The European Commission announced its approval for "IPCEI Hy2Infra", a joint a joint effort by seven EU countries to support the continent's hydrogen infrastructure and boost its supply of green hydrogen.
Seven countries — France, Germany, Italy, the Netherlands, Poland, Portugal, and Slovakia — will provide up to €6.9 billion in public funding, which is expected to unlock a further €5.4 billion in private investments, the Commission noted.
The project, the third under the Important Project of Common European Interest ('IPCEI') norms, will help Europe achieve objectives laid out in the European Green Deal and the REPowerEU Plan, while reducing dependency on natural gas.
In its release, the Commission noted that IPCEI Hy2Infra would cover a wide part of the hydrogen value chain by supporting:
- the deployment of 3.2 GW of large-scale electrolyzers to produce renewable hydrogen;
- the deployment of new and repurposed hydrogen transmission and distribution pipelines of approximately 2,700 km;
- the development of large-scale hydrogen storage facilities with capacity of at least 370 GWh; and
- the construction of handling terminals and related port infrastructure for liquid organic hydrogen carriers ('LOHC') to handle 6,000 tonnes of hydrogen a year.

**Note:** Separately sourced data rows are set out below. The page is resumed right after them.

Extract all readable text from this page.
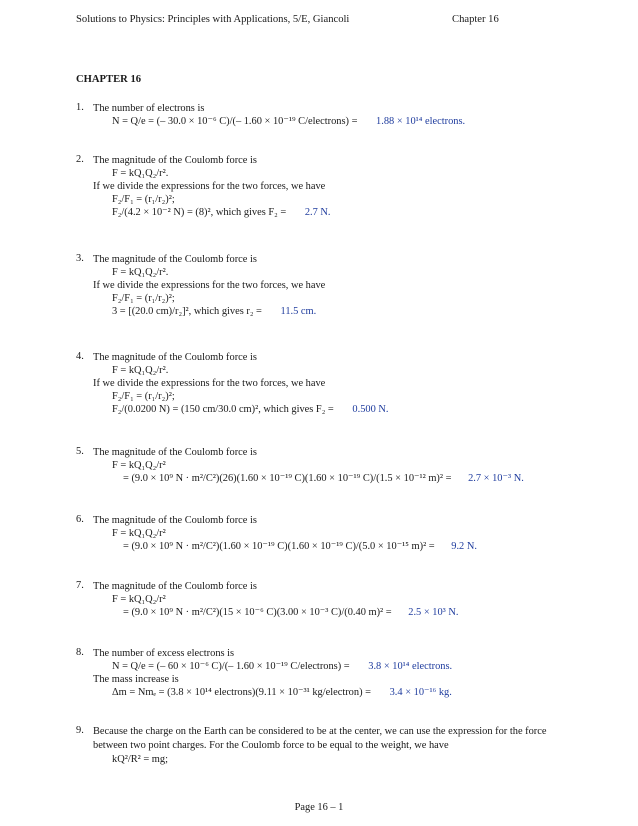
Solutions to Physics: Principles with Applications, 5/E, Giancoli	Chapter 16
CHAPTER 16
1. The number of electrons is
N = Q/e = (– 30.0 × 10⁻⁶ C)/(– 1.60 × 10⁻¹⁹ C/electrons) = 1.88 × 10¹⁴ electrons.
2. The magnitude of the Coulomb force is
F = kQ₁Q₂/r².
If we divide the expressions for the two forces, we have
F₂/F₁ = (r₁/r₂)²;
F₂/(4.2 × 10⁻² N) = (8)², which gives F₂ = 2.7 N.
3. The magnitude of the Coulomb force is
F = kQ₁Q₂/r².
If we divide the expressions for the two forces, we have
F₂/F₁ = (r₁/r₂)²;
3 = [(20.0 cm)/r₂]², which gives r₂ = 11.5 cm.
4. The magnitude of the Coulomb force is
F = kQ₁Q₂/r².
If we divide the expressions for the two forces, we have
F₂/F₁ = (r₁/r₂)²;
F₂/(0.0200 N) = (150 cm/30.0 cm)², which gives F₂ = 0.500 N.
5. The magnitude of the Coulomb force is
F = kQ₁Q₂/r²
= (9.0 × 10⁹ N · m²/C²)(26)(1.60 × 10⁻¹⁹ C)(1.60 × 10⁻¹⁹ C)/(1.5 × 10⁻¹² m)² = 2.7 × 10⁻³ N.
6. The magnitude of the Coulomb force is
F = kQ₁Q₂/r²
= (9.0 × 10⁹ N · m²/C²)(1.60 × 10⁻¹⁹ C)(1.60 × 10⁻¹⁹ C)/(5.0 × 10⁻¹⁵ m)² = 9.2 N.
7. The magnitude of the Coulomb force is
F = kQ₁Q₂/r²
= (9.0 × 10⁹ N · m²/C²)(15 × 10⁻⁶ C)(3.00 × 10⁻³ C)/(0.40 m)² = 2.5 × 10³ N.
8. The number of excess electrons is
N = Q/e = (– 60 × 10⁻⁶ C)/(– 1.60 × 10⁻¹⁹ C/electrons) = 3.8 × 10¹⁴ electrons.
The mass increase is
Δm = Nmₑ = (3.8 × 10¹⁴ electrons)(9.11 × 10⁻³¹ kg/electron) = 3.4 × 10⁻¹⁶ kg.
9. Because the charge on the Earth can be considered to be at the center, we can use the expression for the force between two point charges. For the Coulomb force to be equal to the weight, we have
kQ²/R² = mg;
Page 16 – 1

The project will see some 32 companies, including small and medium-sized enterprises, participate in 33 projects across the seven countries. The workstreams are as below:
Commenting on the approval, Thierry Breton, the EU Commissioner for the Internal Market said: "For a successful roll-out of renewable and low-carbon hydrogen, all pieces of the puzzle need to come together. With this new Important Project of Common European Interest, 32 companies, including 5 SMEs, will invest in hydrogen infrastructure, for a total of more than 12 billion euro of private and public investment, to match supply and demand of hydrogen. It provides industries with more options to decarbonize their activities while boosting their competitiveness and creating jobs."